WASHINGTON — Patients with asthma experienced fast and substantial reductions in fractional exhaled nitric oxide with the SAR443765 bifunctional NANOBODY molecule, which blocks thymic stromal lymphopoietin and IL-13, according to a study.

These reductions surpassed those seen in monovalent treatments that target either pathway, Benjamin T. Suratt, MD, clinical lead, early development, immunity and inflammation, Sanofi, said during his presentation at the American Thoracic Society International Conference.

“This study supports our broader scientific strategy dedicated to exploring disruptive mechanisms of action, driving us toward first or best-in-class medicines that improve the lives of people living with chronic inflammatory diseases,” Surratt told Healio.

FeNO often remains elevated in moderate to severe asthma despite the use of standard-of-care medicines, Suratt said, indicative of continued airway inflammation and associated with increased risk for exacerbations and ongoing loss of lung function.

“We believe in the potential of the NANOBODY platform and this dual targeting approach to break efficacy ceilings,” he continued. “TSLP and IL-13 are two well-characterized targets, with positive impact in asthma, and our hypothesis was that by leveraging the NANOBODY platform for dual targeting we might be able to see a synergistic effect.”

Study design, results

The single-dose, randomized, placebo-controlled, double-blind safety and proof of mechanism study involved 36 patients with mild to moderate asthma and FeNO of 25 ppb or higher.

Elevated FeNO has been associated with increased risks for exacerbations, worse FEV₁, and accelerated loss of lung function, Suratt said.

Patients received a single dose of SAR443765 or placebo administered by subcutaneous injection, and then they were assessed 4 weeks later.
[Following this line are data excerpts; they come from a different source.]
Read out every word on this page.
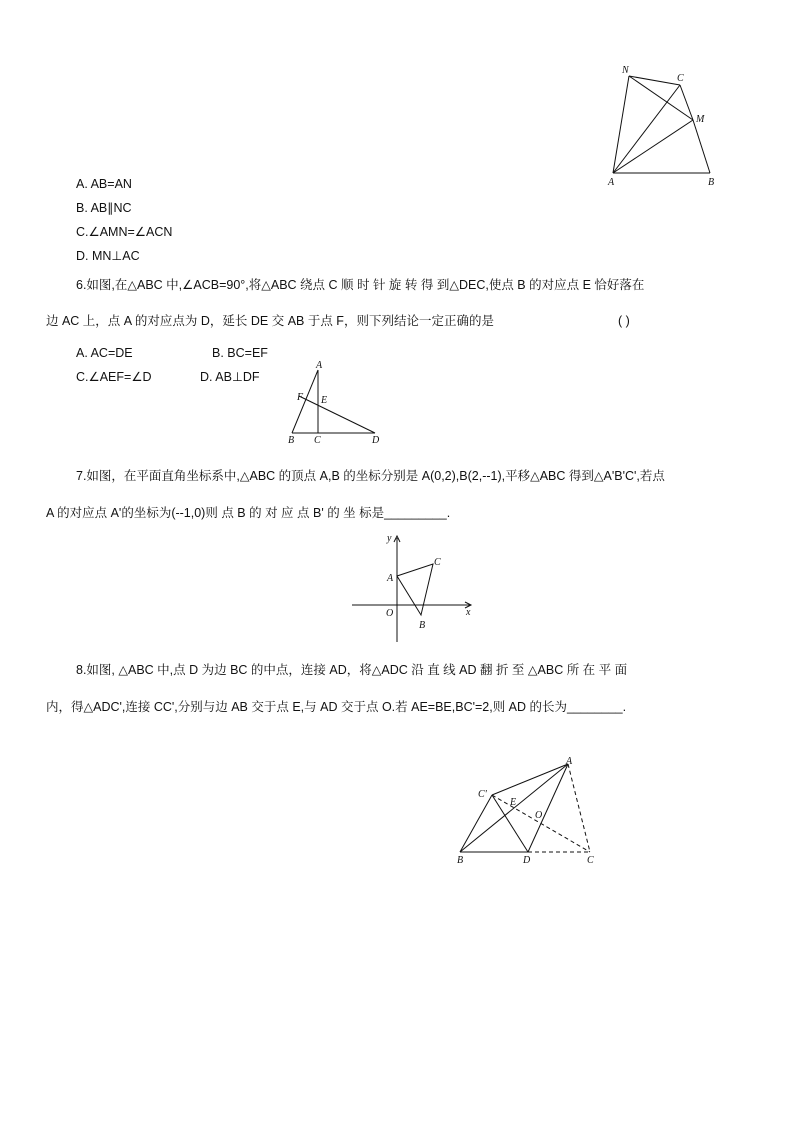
N
C
M
A	B
A. AB=AN
B. AB∥NC
C.∠AMN=∠ACN
D. MN⊥AC
6.如图,在△ABC 中,∠ACB=90°,将△ABC 绕点 C 顺 时 针 旋 转 得 到△DEC,使点 B 的对应点 E 恰好落在
边 AC 上，点 A 的对应点为 D，延长 DE 交 AB 于点 F，则下列结论一定正确的是	( )
A. AC=DE	B. BC=EF
C.∠AEF=∠D	D. AB⊥DF
A
F E
B C	D
7.如图，在平面直角坐标系中,△ABC 的顶点 A,B 的坐标分别是 A(0,2),B(2,--1),平移△ABC 得到△A'B'C',若点
A 的对应点 A'的坐标为(--1,0)则 点 B 的 对 应 点 B' 的 坐 标是_________.
y
x
A
C
O
B
8.如图, △ABC 中,点 D 为边 BC 的中点，连接 AD，将△ADC 沿 直 线 AD 翻 折 至 △ABC 所 在 平 面
内，得△ADC',连接 CC',分别与边 AB 交于点 E,与 AD 交于点 O.若 AE=BE,BC'=2,则 AD 的长为________.
A
C'
E
O
B	D	C
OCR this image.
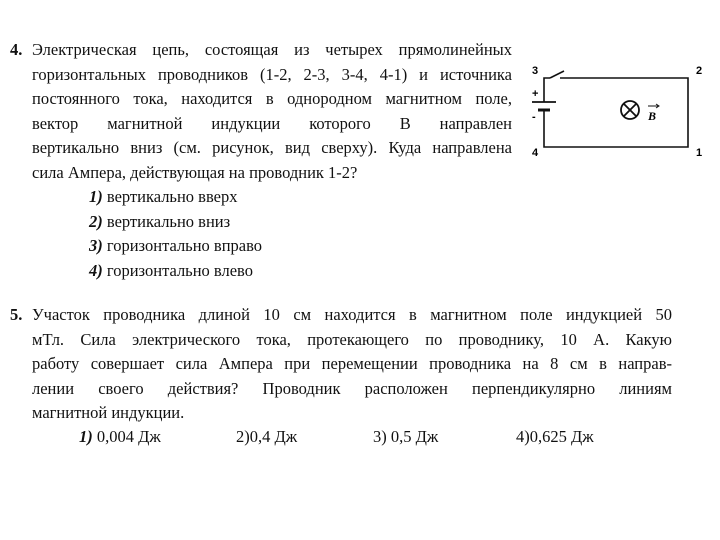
4. Электрическая цепь, состоящая из четырех прямолинейных
горизонтальных проводников (1-2, 2-3, 3-4, 4-1) и источника
постоянного тока, находится в однородном магнитном поле,
вектор магнитной индукции которого B направлен
вертикально вниз (см. рисунок, вид сверху). Куда направлена
сила Ампера, действующая на проводник 1-2?
1) вертикально вверх
2) вертикально вниз
3) горизонтально вправо
4) горизонтально влево
3	2
4	1
+
-	B
5. Участок проводника длиной 10 см находится в магнитном поле индукцией 50
мТл. Сила электрического тока, протекающего по проводнику, 10 А. Какую
работу совершает сила Ампера при перемещении проводника на 8 см в направ-
лении своего действия? Проводник расположен перпендикулярно линиям
магнитной индукции.
1) 0,004 Дж	2)0,4 Дж	3) 0,5 Дж	4)0,625 Дж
The treatment group experienced reductions in FeNO as early as week 1, with significant reductions vs. placebo at week 4 (point estimate, –40.9 ppb; 90% CI, –55.43 to –26.39).

Reductions in blood-based type 2 biomarkers including IL-5, eotaxin-3, TARC, IgE and eosinophils were consistent with these reductions.

Although lung function was normal to nearly normal at baseline, Suratt continued, there also was rapid and numerical improvement in pre-bronchodilator FEV₁ as early as week 1 and largely maintained through day 29.

The most common treatment-emergent adverse events in both groups were nasopharyngitis and injection site reactions, and all of these events were classified as mild to moderate.

Conclusions, next steps

Suratt called the reduction in FeNO from baseline vs. placebo rapid and substantial.

“FeNO is a marker of poor asthma control and type 2 airway inflammation, linked to exacerbation risk and long-term loss of lung function, that often remains elevated in severe asthma despite the use of standard-of-care medicines,” he said.

Although conclusions from cross-trials comparisons are limited and cannot be definitive, Suratt cautioned, the reduction in FeNO was numerically greater than the reduction in FeNO observed in clinical trials for drugs that target either pathway alone in mild to moderate asthma.

“This effect on FeNO based on targeting both mechanisms together would suggest a synergistic effect compared to TSLP or IL-13 alone in asthma,” he said.

These results also indicated that SAR443765 has potential for superior suppression of airway inflammation and preservation in airway function in asthma, Suratt said.

“This is novel, as a combination of two targets that results in synergy has not been demonstrated previously for asthma,” he said. “These results suggest that it may be possible to exceed the efficacy ceiling of individual targets with this dual targeting approach.”

Phase 2b and phase 3 studies would be necessary for firmer conclusions about SAR443765’s potential for breakthrough efficacy, Suratt said, adding that phase 2 planning is underway.